ENMU students attend border conference workshop

Alisa Boswell

Michael Martinez’ group at a student workshop, which focused on problems along the U.S./Mexico border, created a drug awareness commercial with the slogan, “When you’re chillin’, you’re killin.’”

Each time the man in the commercial took a “drag” off his marijuana joint, the sounds of gunfire and explosions would go off.

“What we wanted to do was raise awareness,” said Martinez, one of four Eastern New Mexico University students who attended the Jornadas Fronterizas Border in Austin, Texas. “A lot of people here who use illegal drugs don’t understand the repercussions or what it’s funding in other countries.”

The purpose of the workshop, which included 40 students from U.S. universities and 40 students from Mexico universities, was to discuss problems occurring along the border and how it affects both countries, then to develop solutions to the problems in order to get young minds thinking about how they can help the drug problem in the U.S. and Mexico.

Among the other things ENMU students learned were many of negative stereotypes about violence in Mexico are untrue and that young teenagers are the most influenced by the drug cartels because they feel they have no other options. Also, that 40,000 people have died as a result of the U.S./Mexico border violence, most of which is drug related.

Martinez and fellow ENMU student Alan Kinlund asked the Mexican students in their group how much power they thought drug cartels had in Mexico on a scale from 1 to 10.

“Without hesitation, at least six or seven of them at once said, ‘11,’” Martinez said.

“Once we would come up with a solution of how to combat drugs, we would run into another problem, like corruption,” Kinlund added.

“What I liked was that we didn’t just come up with solutions as a whole but solutions for our own communities,” added ENMU student attendee Shelby Ellis.

Ellis said her group at the conference focused on illegal immigration and what makes people do it and how people can help with it.

“There was so much to discuss it was hard to condense it down into that amount of time,” Ellis said. “One of the best things I took from the situation was the meeting of diverse minds and seeing things from the point of view of a different country is really interesting and opens up your mind to things you wouldn’t have thought of before.”

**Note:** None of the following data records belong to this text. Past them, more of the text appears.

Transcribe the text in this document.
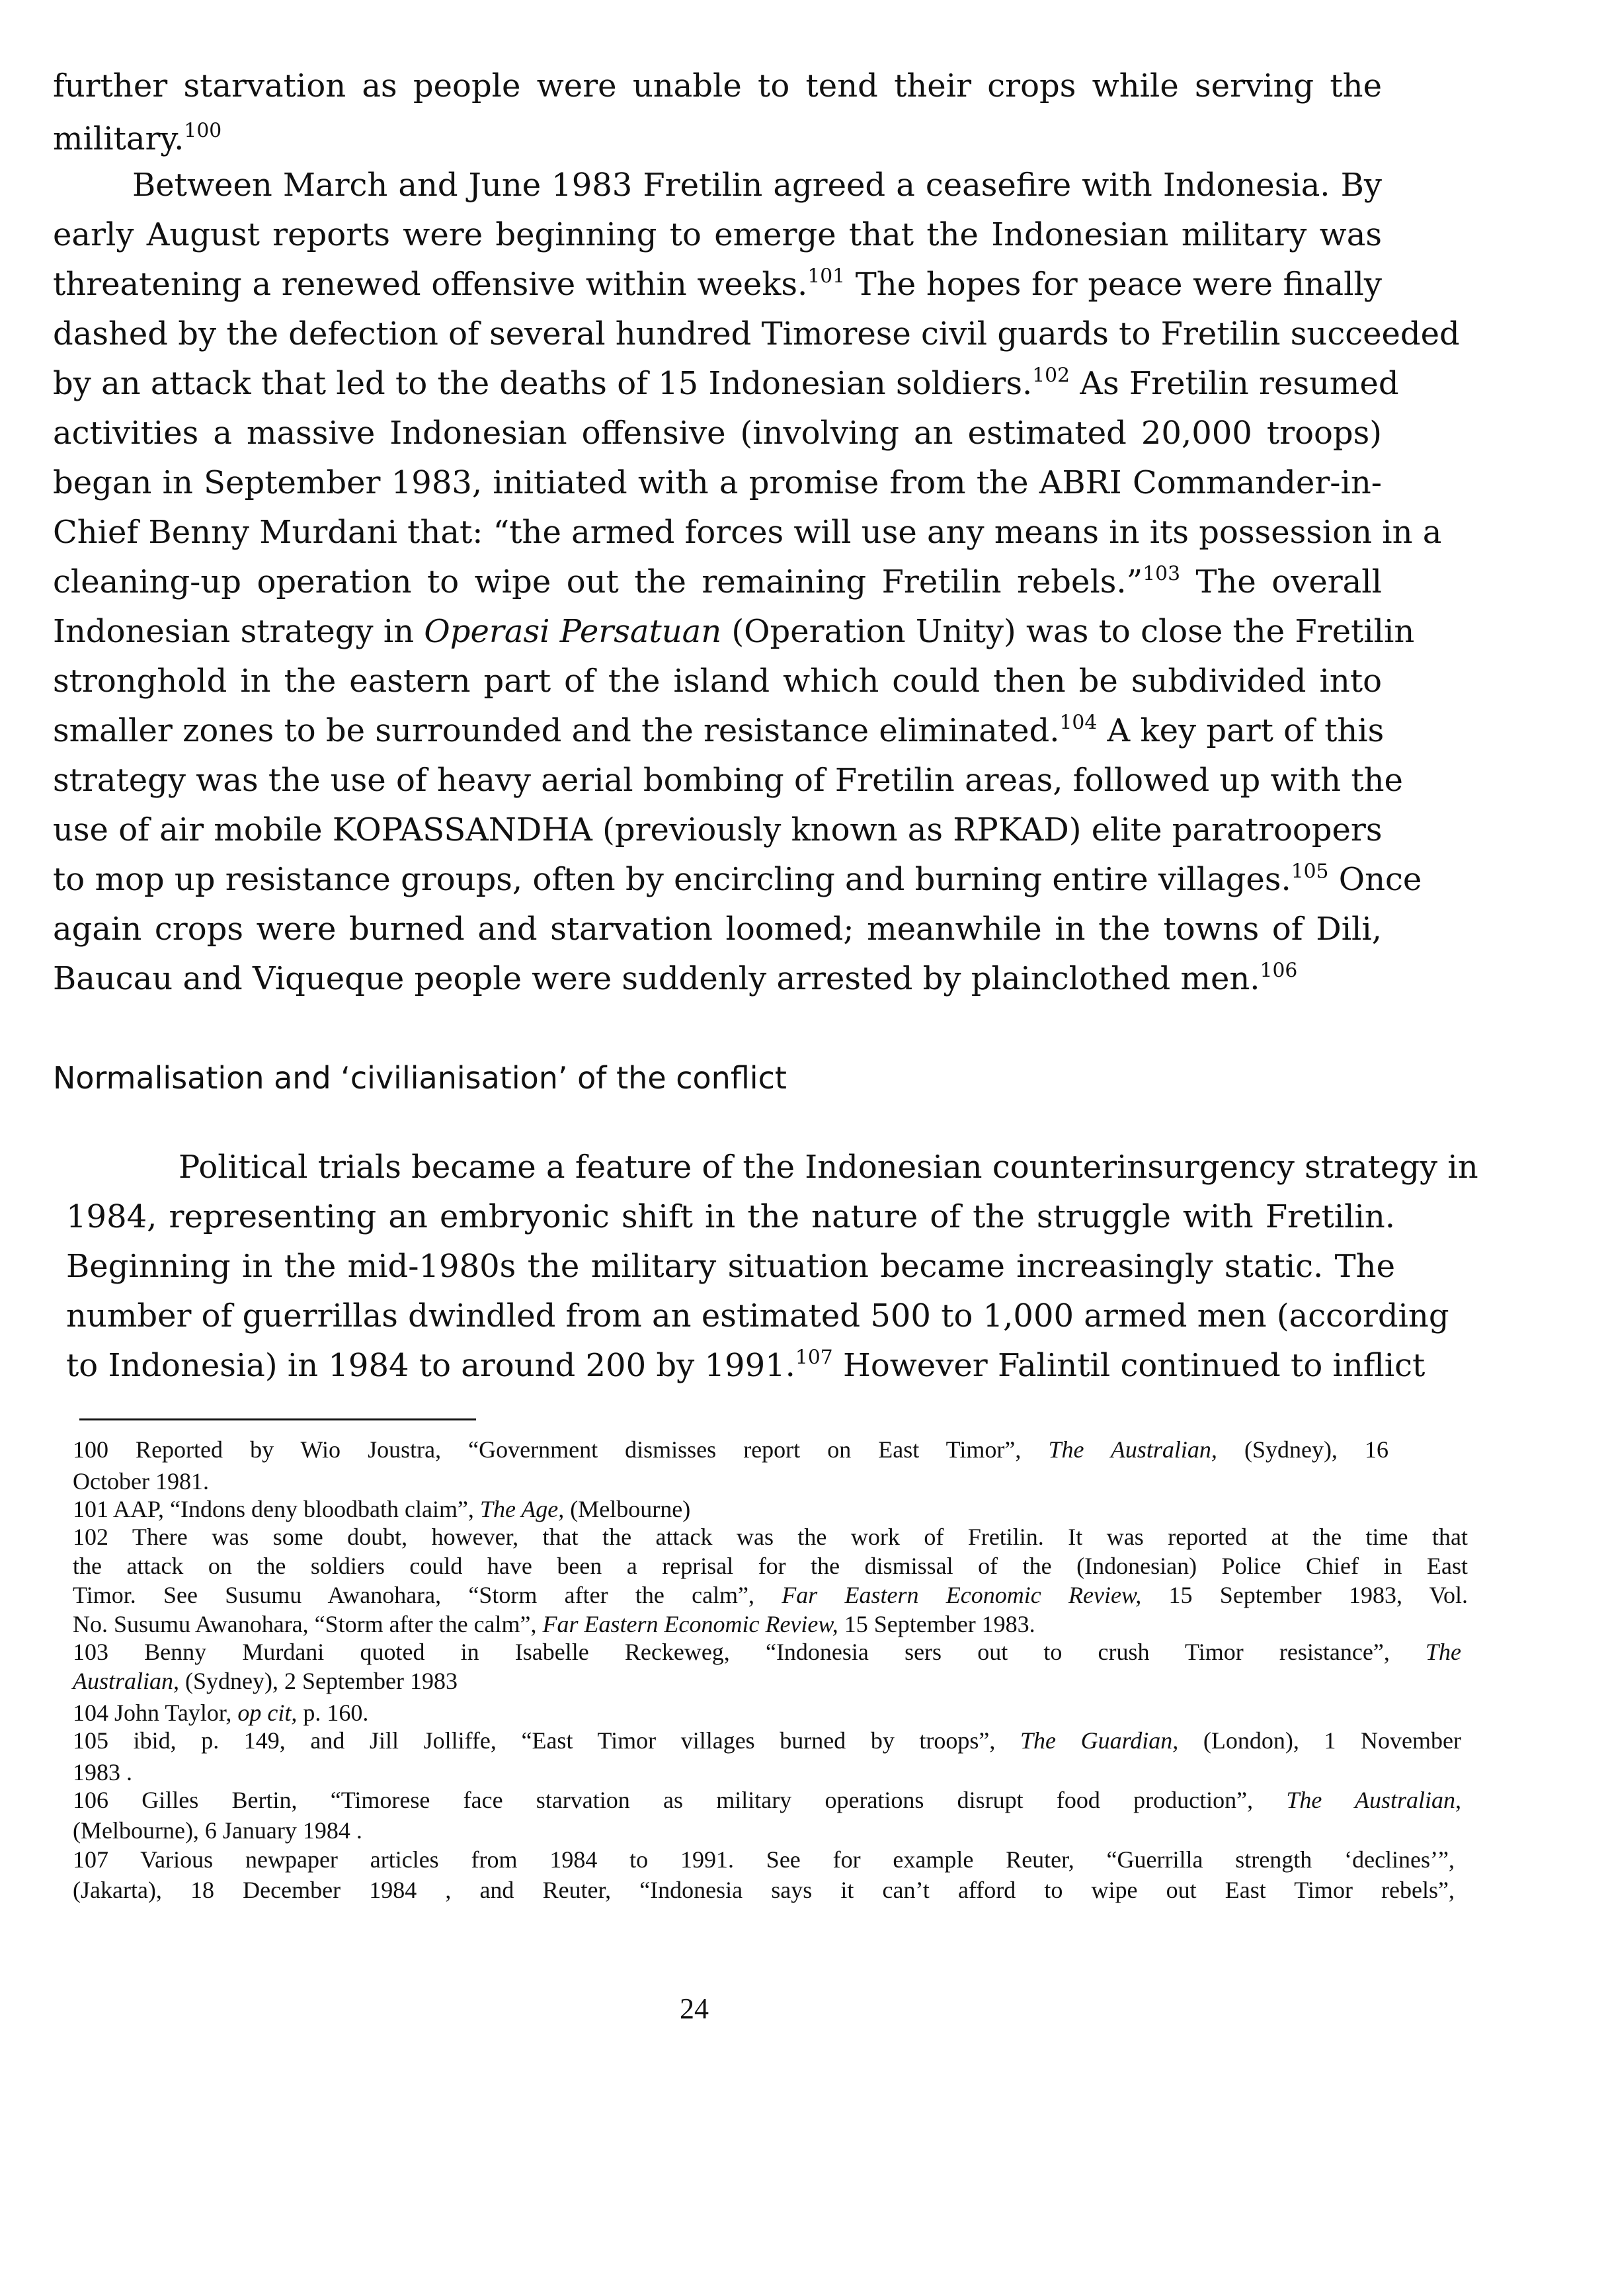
further starvation as people were unable to tend their crops while serving the
military.$^{100}$
Between March and June 1983 Fretilin agreed a ceasefire with Indonesia. By
early August reports were beginning to emerge that the Indonesian military was
threatening a renewed offensive within weeks.$^{101}$ The hopes for peace were finally
dashed by the defection of several hundred Timorese civil guards to Fretilin succeeded
by an attack that led to the deaths of 15 Indonesian soldiers.$^{102}$ As Fretilin resumed
activities a massive Indonesian offensive (involving an estimated 20,000 troops)
began in September 1983, initiated with a promise from the ABRI Commander-in-
Chief Benny Murdani that: “the armed forces will use any means in its possession in a
cleaning-up operation to wipe out the remaining Fretilin rebels.”$^{103}$ The overall
Indonesian strategy in Operasi Persatuan (Operation Unity) was to close the Fretilin
stronghold in the eastern part of the island which could then be subdivided into
smaller zones to be surrounded and the resistance eliminated.$^{104}$ A key part of this
strategy was the use of heavy aerial bombing of Fretilin areas, followed up with the
use of air mobile KOPASSANDHA (previously known as RPKAD) elite paratroopers
to mop up resistance groups, often by encircling and burning entire villages.$^{105}$ Once
again crops were burned and starvation loomed; meanwhile in the towns of Dili,
Baucau and Viqueque people were suddenly arrested by plainclothed men.$^{106}$
Normalisation and ‘civilianisation’ of the conflict
Political trials became a feature of the Indonesian counterinsurgency strategy in
1984, representing an embryonic shift in the nature of the struggle with Fretilin.
Beginning in the mid-1980s the military situation became increasingly static. The
number of guerrillas dwindled from an estimated 500 to 1,000 armed men (according
to Indonesia) in 1984 to around 200 by 1991.$^{107}$ However Falintil continued to inflict
100 Reported by Wio Joustra, “Government dismisses report on East Timor”, The Australian, (Sydney), 16
October 1981.
101 AAP, “Indons deny bloodbath claim”, The Age, (Melbourne)
102 There was some doubt, however, that the attack was the work of Fretilin. It was reported at the time that
the attack on the soldiers could have been a reprisal for the dismissal of the (Indonesian) Police Chief in East
Timor. See Susumu Awanohara, “Storm after the calm”, Far Eastern Economic Review, 15 September 1983, Vol.
No. Susumu Awanohara, “Storm after the calm”, Far Eastern Economic Review, 15 September 1983.
103 Benny Murdani quoted in Isabelle Reckeweg, “Indonesia sers out to crush Timor resistance”, The
Australian, (Sydney), 2 September 1983
104 John Taylor, op cit, p. 160.
105 ibid, p. 149, and Jill Jolliffe, “East Timor villages burned by troops”, The Guardian, (London), 1 November
1983 .
106 Gilles Bertin, “Timorese face starvation as military operations disrupt food production”, The Australian,
(Melbourne), 6 January 1984 .
107 Various newpaper articles from 1984 to 1991. See for example Reuter, “Guerrilla strength ‘declines’”,
(Jakarta), 18 December 1984 , and Reuter, “Indonesia says it can’t afford to wipe out East Timor rebels”,
24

Martinez said his group was comprised mostly of students from Mexico and discussed border security and violence.

“The fact that we had so many bright minds together discussing problems and solutions was inspiring and I left feeling like we had actually accomplished something,” Martinez said. “There was so much to learn and I learned a lot. The Mexican friends I made shared a lot. But it’s not just that I learned a lot but it changed the way I think too.”

The four students said they are now in the process of planning a campaign to create drug awareness by creating a student organization devoted to the topic.